Images: ©2005 Stuart Leech - www.music-photos.co.uk
by Armchair Anarchist
Brighton’s The Kooks look like extras from Grange Hill – the Tucker years, but to be fair so do a good percentage of the audience. They launch enthusiastically into a bright and poppy set of mod-ish tunes, bouncing around the stage with energy and conviction. Their music fits the look nicely - new-wave with hints of post-mod, ska and reggae. There’s plenty of space in the off-beat guitar chops and they’re easy on the overdrive. The delivery is accomplished and they have great stage presence but suffer from drawing on too many similar influences. They sound so ‘current’ that they’ll be out of date by the time they ‘make it’. But anyone who likes Jo Whiley’s playlists will find something to enjoy here. It’s very contemporary guitar-pop, but they’re never going to leave venues burnt to the ground. Headliners The Subways, however, have that elusive magic that encourages obsessive fandom. They erupt onto the stage like a raucous guitar-music melting-pot. Like many of the best rock acts of the last few decades their appeal is based on that ‘hey, I could do that’ sound.

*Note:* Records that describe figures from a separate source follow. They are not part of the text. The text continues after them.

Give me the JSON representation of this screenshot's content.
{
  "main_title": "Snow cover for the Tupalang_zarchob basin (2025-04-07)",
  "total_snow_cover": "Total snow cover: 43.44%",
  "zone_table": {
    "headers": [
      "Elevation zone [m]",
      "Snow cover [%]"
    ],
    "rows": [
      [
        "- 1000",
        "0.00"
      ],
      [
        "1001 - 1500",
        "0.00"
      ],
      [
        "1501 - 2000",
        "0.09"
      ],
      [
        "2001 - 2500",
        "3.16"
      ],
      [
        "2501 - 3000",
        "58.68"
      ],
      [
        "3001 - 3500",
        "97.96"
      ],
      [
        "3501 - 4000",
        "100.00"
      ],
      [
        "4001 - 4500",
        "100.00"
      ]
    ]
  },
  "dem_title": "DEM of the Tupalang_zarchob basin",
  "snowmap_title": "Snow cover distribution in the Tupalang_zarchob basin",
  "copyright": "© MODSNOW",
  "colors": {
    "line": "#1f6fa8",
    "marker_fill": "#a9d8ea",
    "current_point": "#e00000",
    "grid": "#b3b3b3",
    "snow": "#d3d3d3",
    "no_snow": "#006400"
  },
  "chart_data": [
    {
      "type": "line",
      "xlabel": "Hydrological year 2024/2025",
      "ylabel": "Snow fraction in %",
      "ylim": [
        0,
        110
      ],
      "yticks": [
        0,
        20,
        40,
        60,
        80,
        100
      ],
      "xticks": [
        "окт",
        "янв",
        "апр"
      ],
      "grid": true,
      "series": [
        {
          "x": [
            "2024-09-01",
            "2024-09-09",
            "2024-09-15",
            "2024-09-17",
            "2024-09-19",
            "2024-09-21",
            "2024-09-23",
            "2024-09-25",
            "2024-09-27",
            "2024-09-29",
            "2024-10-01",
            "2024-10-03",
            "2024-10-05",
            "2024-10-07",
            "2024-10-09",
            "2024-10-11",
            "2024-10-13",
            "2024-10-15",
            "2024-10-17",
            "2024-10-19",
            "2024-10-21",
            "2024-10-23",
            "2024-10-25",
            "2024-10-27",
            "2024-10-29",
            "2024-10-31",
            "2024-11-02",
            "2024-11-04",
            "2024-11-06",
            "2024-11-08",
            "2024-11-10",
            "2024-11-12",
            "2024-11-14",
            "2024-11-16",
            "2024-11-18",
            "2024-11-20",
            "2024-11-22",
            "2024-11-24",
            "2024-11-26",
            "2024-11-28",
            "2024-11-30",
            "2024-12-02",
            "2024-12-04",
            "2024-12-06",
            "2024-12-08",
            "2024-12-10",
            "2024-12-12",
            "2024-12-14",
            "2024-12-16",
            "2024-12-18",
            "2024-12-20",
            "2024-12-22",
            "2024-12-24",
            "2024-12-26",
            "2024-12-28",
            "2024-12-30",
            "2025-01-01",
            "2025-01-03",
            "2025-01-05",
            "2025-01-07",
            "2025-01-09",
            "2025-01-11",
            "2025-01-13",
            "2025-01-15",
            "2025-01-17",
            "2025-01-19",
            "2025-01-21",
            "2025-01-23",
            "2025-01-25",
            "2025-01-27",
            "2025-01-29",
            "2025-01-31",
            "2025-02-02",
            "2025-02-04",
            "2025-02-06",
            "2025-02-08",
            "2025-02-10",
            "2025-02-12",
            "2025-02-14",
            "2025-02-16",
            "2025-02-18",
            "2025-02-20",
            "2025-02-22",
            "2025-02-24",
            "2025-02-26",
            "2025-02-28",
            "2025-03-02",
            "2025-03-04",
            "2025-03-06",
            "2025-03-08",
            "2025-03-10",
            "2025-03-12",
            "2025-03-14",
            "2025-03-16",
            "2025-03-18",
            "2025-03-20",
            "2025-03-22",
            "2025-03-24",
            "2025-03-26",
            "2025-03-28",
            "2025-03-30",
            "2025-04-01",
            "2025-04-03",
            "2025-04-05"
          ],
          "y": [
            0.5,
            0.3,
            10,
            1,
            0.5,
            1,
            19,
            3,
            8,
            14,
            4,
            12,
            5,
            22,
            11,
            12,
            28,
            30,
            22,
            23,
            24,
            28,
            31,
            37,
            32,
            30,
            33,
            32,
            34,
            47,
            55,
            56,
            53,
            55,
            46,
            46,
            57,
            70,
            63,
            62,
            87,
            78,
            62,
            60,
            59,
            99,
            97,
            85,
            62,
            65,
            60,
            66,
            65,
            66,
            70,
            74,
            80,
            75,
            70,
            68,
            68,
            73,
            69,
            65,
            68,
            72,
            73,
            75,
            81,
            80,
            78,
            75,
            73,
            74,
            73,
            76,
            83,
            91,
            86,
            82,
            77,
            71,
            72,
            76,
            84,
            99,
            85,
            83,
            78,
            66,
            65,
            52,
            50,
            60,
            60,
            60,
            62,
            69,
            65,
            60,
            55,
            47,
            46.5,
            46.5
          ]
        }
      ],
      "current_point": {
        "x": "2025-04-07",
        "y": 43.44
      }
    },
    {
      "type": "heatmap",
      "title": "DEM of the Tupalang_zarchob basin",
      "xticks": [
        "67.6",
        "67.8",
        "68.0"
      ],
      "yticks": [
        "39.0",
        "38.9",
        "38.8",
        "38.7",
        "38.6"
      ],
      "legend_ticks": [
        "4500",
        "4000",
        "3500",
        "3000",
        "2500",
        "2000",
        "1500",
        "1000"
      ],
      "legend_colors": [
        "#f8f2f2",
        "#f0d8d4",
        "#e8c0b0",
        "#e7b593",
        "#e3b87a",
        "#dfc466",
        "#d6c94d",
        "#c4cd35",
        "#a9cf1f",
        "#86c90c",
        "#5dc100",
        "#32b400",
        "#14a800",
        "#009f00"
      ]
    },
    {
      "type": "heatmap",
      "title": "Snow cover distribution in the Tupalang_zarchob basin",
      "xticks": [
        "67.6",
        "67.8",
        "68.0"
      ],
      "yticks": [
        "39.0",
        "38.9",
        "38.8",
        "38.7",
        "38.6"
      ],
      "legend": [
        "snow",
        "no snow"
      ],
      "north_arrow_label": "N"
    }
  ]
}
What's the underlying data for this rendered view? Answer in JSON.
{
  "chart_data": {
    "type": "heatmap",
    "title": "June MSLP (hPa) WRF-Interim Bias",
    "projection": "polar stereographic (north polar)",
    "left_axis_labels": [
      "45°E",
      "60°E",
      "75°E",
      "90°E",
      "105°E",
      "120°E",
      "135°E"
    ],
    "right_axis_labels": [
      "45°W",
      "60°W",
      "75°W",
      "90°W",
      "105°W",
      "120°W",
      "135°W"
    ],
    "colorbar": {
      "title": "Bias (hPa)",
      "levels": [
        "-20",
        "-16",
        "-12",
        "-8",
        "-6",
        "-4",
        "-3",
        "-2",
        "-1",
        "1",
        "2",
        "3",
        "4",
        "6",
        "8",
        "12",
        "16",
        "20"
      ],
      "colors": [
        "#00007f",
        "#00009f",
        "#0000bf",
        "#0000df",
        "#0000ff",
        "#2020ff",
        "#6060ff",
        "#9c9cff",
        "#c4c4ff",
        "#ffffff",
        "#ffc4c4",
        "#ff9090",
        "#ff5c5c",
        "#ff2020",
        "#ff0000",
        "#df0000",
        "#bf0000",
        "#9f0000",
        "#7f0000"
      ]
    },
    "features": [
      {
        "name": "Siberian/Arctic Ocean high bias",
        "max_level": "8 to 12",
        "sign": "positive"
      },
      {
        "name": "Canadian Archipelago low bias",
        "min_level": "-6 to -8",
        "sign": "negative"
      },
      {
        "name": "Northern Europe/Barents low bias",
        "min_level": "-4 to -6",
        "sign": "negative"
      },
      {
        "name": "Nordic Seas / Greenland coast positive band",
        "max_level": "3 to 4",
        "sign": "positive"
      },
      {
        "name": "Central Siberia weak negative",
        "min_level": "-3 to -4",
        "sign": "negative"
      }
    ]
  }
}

They will inspire a thousand new college bands in the next year or so. Simple, catchy riffs dominate, drawing on punk and grunge and everything in between. They make a huge driving racket for a three-piece - and take up enough space with their frantic antics that the stage still seems full. The drummer has a vendetta against the skins of his minimalist kit, bludgeoning them with psychotic aggression. All three members play tight and hard. Everything melts together to produce effortless hooks and choruses. But what seals the deal is their peerless crowd rapport. The audience are clapping to the kick drum half way through the first song, egged on by the singer/guitarist. He has a neat line in leaping and bounding and more than once abandons his instrument to clamber on top of the speaker stacks to exhort the ecstatic crowd. The encore consists of the forthcoming single (disappointingly Oasis-esque) and the redeeming simplicity of big hit ‘Rock and Roll Queen’. This sees the guitarist crowd surfing, shedding his shirt while the drums and bass hold down the tempo before the climactic meltdown. The crowd are absolutely smitten. Barring foolish direction changes, The Subways are going to devastate audiences for some time to come.